Miscommunication seems to me my biggest personal foible of the last year. And when my agenda runs contrary to those I work with regularly, feelings tend to get hurt and no good can come of that. (My own selfishness and insensitivity rank up there high on that list as well, and these are all issues I have to deal with as well.)
With that in mind, here’s a window into my thought processes, so that everybody around me will better understand my decision making process, in regards to music making locally here in Austin.
If you see my onstage in my own hometown, then you are looking at someone practicing for a gig somewhere else. I have established a working reputation as a first call tuba player and string bassist, so I need to keep my performance chops up and sharp as I will be playing nationally and internationally with some pretty heavy cats on a regular basis. Austin is a great town to be from, but it’s not where a professional plys his trade. The places where my labors are rewarded are very far from here in fact. “A prophet is without honor in his own hometown” to paraphrase the Christian bible. The famed Taraf de Haidouks, having toured the world for nearly a decade, played their very first concert in their native Romania only last year. My own Bad Livers were a headlining draw in Toronto and Chicago before we got our first press clipping in the Austin Chronicle. Ultimately, being from Austin has far more value than being in Austin, as any touring musician can attest.
Ridgetop Syncopators |
Any gig out of town beats any gig in Austin. This should be obvious. Not getting a crowd in town? That’s because this market is over saturated. I’d rather play a gig in Houston, Dallas, San Antonio, or hell even La Grange, than at any of the “hip” Austin venues as it creates actual traction and gets your project down the road. Additionally, if someone doesn’t want to tour, they are telling you essentially that they are not interested in music making as a career, which is fine for someone who just wants to kick around town playing music as way to blow off steam and have a little fun. Austin is filled to brim with these people in fact. However you’d do well to avoid them if you wish to prosper in music making. Truth is, there’s more than one bandleader I know who pays great money and is coming up on the industry radar simply by never playing in Austin, and concentrating only playing where people actually pay money for music.

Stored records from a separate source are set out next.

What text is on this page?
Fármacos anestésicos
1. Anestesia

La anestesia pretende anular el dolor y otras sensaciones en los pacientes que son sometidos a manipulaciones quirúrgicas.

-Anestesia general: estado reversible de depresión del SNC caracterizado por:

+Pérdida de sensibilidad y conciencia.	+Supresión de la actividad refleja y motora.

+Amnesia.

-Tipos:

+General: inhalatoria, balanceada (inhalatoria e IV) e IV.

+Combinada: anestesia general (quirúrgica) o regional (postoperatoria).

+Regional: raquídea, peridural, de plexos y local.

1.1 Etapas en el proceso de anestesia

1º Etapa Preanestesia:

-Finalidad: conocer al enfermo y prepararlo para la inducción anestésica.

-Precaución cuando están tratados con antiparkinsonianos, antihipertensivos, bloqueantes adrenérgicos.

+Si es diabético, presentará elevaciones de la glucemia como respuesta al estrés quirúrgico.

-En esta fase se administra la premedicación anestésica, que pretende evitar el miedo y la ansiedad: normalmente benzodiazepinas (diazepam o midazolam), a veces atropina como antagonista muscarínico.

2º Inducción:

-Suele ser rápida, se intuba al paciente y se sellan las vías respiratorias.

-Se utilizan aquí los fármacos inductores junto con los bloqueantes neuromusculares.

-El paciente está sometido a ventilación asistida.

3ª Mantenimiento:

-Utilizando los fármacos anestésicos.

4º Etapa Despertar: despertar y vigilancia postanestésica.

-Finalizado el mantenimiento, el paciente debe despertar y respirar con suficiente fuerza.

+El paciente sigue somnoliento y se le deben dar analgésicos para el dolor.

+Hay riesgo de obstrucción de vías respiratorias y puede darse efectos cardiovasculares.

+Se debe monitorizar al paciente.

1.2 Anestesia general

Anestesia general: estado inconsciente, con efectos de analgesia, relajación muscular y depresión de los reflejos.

All bets are off when it comes to friends. There’s a maxim among the jazz musicians I work with in NYC use when deciding if they’ll take a gig or not. They call it the Gig Triangle. (It was even written about in Bass Player magazine recently.) On any date offered you have three major factors: the quality of the music being made, the amount of money being paid and then what we call the “hang;” best described as the joy one has with being around one’s friends. The theory is that you got to have at least 2 factors in the positive to do any gig. Therefore, if the music is inspiring and the folks are great but the pay is light, that’s just fine. But no amount of money will get me onstage playing crappy tunes with people I have no respect for.
All bets are off when it comes to culture. Music is a vital aspect of many cultures, some I’ve even a member of. When a member of my community calls me up to ask if I can play a simcha, I’ll do everything I can to make the date. Not for free mind you, as your own people should be made to understand the real value of your service. But if you wish to count yourself as a member of your own community, you really should work to fulfill the role in which your music was meant to be played. This is also why you’ll see me singing Czech polkas at the Kolach Festival in Caldwell, or playing Polish dances at the Wiesczonski’s anniversary party in Tomball as well.
And when I tell you “Your band sucks.” I mean it with love. Seriously, I wouldn’t have told you anything if I didn’t admire you and think highly of you. I just don’t posses a gentle, or even diplomatic, nature try though I might.
Hopefully with my intentions displayed as transparently as I can, my actions will not be misunderstood or misconstrued in any way. That is my humble prayer.
As humans, we’ve all been designed as incredibly complex creatures capable of both the greatest goods as well as the foulest of evils and I’m as capable of both ends of that spectrum as any other. Hopefully with the kindness of my friends, my family and the charitable nature of my compatriots and co workers, we will all enter into a New Year filled with only happiness and prosperity, baruch Hashem.